En agosto pasado, el objetivo no sólo se cumplió sino que se sobrepasó. A través de programas y alianzas con organismos públicos y privados en todo el mundo, el equivalente al 115% del agua empleada por Coca-Cola a nivel mundial, hoy está siendo retornada al planeta.

“Reponer” el agua le impone a Coca-Cola el triple desafío de ser cada vez más eficiente en su uso e impulsar la reforestación y la protección de las cuencas hidrográficas en todo el mundo. El impacto de desarrollar proyectos globales en estas áreas tiene múltiples externalidades sociales positivas, que pueden contribuir a la educación de la población, perfeccionar la subsistencia local, mejorar la calidad del agua y concientizar a la gente sobre la escasez de este recurso y la necesidad de cuidarlo.

En Chile, la problemática de la disponibilidad hídrica es cada vez más apremiante.
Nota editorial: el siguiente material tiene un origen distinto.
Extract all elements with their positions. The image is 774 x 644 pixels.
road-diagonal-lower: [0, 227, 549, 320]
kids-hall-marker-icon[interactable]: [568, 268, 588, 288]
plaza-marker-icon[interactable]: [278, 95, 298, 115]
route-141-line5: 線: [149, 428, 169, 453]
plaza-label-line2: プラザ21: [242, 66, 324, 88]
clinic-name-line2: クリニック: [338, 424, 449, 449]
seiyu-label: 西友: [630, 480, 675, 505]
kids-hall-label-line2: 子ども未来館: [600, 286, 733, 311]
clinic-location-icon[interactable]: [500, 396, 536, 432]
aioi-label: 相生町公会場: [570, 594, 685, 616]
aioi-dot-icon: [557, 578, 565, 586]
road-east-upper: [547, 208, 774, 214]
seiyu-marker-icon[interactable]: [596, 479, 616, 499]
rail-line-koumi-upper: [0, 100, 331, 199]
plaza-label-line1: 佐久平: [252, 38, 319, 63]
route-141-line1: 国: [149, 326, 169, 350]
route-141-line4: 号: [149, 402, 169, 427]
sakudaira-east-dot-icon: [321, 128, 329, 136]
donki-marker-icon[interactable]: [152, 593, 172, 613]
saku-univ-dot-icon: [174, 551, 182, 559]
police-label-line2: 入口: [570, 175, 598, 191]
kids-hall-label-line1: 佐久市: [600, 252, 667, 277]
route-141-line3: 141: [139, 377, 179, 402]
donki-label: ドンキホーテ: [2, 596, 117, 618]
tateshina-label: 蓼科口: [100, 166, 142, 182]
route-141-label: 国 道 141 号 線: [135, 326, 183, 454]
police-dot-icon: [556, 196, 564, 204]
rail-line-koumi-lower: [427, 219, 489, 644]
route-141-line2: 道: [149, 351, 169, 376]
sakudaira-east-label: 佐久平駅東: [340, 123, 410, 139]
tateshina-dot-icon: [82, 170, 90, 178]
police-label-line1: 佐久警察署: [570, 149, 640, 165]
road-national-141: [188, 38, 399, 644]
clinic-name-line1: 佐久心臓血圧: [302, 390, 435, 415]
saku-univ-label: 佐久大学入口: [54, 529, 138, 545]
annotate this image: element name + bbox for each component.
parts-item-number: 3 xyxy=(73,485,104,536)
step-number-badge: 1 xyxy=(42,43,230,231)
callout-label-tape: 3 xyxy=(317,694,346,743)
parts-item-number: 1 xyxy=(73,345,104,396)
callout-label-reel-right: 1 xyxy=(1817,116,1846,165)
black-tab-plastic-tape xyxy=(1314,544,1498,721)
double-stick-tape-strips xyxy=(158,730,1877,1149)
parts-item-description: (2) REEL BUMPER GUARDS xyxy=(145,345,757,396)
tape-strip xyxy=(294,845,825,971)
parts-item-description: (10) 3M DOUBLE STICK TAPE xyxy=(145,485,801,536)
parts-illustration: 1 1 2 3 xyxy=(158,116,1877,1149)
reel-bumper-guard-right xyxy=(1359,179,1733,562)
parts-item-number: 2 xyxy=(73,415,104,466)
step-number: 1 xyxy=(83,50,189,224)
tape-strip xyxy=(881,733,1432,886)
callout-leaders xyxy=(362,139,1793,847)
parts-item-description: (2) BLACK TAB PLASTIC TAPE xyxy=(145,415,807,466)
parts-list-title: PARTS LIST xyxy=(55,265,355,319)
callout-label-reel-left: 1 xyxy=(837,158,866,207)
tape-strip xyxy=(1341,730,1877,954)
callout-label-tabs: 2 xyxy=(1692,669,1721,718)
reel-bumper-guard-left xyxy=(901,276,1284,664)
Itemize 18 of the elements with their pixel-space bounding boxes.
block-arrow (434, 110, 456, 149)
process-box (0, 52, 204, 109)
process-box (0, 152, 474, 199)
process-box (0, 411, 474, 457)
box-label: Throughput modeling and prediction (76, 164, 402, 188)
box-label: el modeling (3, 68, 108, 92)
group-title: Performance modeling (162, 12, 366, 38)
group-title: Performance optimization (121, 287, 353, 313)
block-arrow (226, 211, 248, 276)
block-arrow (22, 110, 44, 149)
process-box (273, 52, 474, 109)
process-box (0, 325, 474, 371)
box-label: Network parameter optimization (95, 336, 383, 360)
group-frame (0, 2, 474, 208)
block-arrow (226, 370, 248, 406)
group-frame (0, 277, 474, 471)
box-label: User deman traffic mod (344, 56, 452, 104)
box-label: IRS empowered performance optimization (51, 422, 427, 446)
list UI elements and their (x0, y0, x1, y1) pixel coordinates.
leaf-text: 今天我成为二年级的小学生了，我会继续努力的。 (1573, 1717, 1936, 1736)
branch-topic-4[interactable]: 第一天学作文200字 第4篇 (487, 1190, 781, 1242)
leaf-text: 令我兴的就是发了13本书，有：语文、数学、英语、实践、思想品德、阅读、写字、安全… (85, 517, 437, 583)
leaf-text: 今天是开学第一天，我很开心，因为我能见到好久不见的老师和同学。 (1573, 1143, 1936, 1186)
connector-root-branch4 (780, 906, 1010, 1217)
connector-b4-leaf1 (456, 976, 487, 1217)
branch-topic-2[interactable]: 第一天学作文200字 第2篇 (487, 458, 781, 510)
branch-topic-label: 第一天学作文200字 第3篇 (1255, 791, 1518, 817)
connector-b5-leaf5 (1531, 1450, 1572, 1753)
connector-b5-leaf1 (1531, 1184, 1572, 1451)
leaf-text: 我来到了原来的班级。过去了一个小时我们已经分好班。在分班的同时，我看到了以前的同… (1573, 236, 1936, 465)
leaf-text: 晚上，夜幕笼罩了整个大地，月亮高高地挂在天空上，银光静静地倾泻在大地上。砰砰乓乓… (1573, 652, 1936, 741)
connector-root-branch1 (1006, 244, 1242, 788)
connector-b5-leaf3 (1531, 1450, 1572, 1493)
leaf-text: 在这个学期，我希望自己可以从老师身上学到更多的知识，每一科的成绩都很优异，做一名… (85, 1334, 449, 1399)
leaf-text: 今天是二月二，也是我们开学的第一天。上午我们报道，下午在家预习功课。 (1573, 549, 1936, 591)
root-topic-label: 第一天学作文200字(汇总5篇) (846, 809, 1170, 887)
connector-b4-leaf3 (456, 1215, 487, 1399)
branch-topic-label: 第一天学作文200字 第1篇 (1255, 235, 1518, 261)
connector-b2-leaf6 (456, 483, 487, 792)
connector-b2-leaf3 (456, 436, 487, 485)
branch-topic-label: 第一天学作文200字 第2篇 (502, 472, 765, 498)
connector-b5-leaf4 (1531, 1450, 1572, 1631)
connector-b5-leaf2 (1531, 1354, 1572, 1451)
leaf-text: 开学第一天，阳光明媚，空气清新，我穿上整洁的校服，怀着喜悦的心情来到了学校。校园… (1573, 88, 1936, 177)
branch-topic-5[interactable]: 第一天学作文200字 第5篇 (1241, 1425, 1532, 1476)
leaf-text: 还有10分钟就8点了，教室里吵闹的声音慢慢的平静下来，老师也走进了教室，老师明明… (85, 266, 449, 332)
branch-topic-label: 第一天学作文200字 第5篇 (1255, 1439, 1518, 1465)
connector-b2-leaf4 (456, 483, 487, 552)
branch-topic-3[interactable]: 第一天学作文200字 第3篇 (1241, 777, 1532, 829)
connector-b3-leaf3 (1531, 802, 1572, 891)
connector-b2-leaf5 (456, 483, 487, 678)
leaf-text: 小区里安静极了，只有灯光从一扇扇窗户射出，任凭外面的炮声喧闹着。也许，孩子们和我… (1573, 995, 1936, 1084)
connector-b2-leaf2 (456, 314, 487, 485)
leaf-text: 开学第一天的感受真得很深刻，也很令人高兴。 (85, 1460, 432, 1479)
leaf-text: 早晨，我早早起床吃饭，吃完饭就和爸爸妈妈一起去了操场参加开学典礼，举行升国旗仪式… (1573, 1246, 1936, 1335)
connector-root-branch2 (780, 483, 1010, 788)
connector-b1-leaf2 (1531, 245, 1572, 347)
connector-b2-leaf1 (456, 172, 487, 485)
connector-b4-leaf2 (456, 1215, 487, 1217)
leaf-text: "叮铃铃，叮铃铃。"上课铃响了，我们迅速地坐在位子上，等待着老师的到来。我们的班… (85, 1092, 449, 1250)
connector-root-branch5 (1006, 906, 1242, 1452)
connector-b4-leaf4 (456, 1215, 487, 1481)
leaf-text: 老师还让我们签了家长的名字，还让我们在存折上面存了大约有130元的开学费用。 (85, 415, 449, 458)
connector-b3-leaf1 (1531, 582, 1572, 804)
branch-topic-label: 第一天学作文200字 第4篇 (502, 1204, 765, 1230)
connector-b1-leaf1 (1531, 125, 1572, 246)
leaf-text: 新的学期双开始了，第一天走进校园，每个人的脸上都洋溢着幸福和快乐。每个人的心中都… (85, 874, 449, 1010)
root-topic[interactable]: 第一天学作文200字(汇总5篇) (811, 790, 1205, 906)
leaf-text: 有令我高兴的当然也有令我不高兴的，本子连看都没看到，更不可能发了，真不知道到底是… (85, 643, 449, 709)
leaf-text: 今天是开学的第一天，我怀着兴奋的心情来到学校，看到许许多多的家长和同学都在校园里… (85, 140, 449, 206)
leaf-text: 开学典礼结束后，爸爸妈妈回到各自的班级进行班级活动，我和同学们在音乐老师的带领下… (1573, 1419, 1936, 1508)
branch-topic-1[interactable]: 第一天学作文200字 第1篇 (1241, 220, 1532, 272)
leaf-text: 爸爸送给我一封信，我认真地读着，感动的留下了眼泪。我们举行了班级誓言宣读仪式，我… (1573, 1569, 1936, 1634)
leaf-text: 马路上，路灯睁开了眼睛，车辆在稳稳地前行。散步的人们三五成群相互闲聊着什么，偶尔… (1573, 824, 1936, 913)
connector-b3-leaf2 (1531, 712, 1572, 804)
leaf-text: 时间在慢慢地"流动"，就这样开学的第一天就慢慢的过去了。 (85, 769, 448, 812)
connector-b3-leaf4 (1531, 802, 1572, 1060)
Según un estudio realizado por la Corporación Nacional Forestal (CONAF), actualmente el 72% de la superficie del país sufre de algún grado de sequía, siendo Cabildo, La Ligua y Petorca las comunas más afectadas. Los efectos de este fenómeno perjudican directamente a la población en ámbitos tan fundamentales como el sanitario o la economía local y regional. 


Consciente de este escenario y alineada con el reto global de la Compañía, en los últimos nueve años, Coca-Cola Chile ha reducido en un 15% el agua utilizada en sus bebidas y la elaboración de sus productos, mientras que el 100% de los efluentes de los procesos productivos es tratado y regresado de manera responsable a la naturaleza.

Para alcanzar la meta al año 2020, Coca-Cola Chile ha impulsado proyectos emblemáticos en distintas zonas del país. El primero, se lleva a cabo en conjunto con la Fundación AVINA en Alto Tarapacá. Su objetivo es el rescate de técnicas ancestrales de manejo de aguas y reducción de la erosión de los suelos, con el fin de mejorar la disponibilidad del recurso para las comunidades indígenas de la Región de Antofagasta.

El segundo, más reciente, promueve la recuperación de 250 hectáreas degradadas por incendios forestales y la acción humana del Jardín Botánico Nacional de Viña del Mar, para la creación del Parque de las Aguas, un espacio con fines educativos, que contará con miradores y senderos, y estará abierto a toda la comunidad.

El proyecto, cuyas obras ya se han iniciado, se desarrollará en un plazo de 20 años y es, sin duda, una de las intervenciones medioambientales más importantes de la zona centro sur del país. Considera trabajos para evitar el escurrimiento de agua, permitir la infiltración de aguas lluvias y recuperar caudales, además de la reforestación con flora nativa adaptada a la zona, incluyendo la plantación de 500 palmas chilenas. 

La intervención cuenta con el respaldo del Ministerio de Medio Ambiente, y su ejecución estará a cargo de la empresa Bosques del Norte, en conjunto con la Fundación del Jardín Botánico Nacional de Viña del Mar, cuyo directorio encabeza el ministro de Agricultura.

Jardín Botánico permitirá reponer al planeta un promedio anual de más de 300 millones de litros de agua. Sumado a la iniciativa de Alto Tarapacá, en 2017 la Compañía estará recuperando el 80% del agua utilizada en la producción de bebidas en el país, con la aspiración de convertirse, muy pronto, en la primera empresa en Chile en devolver cada gota de agua que emplea.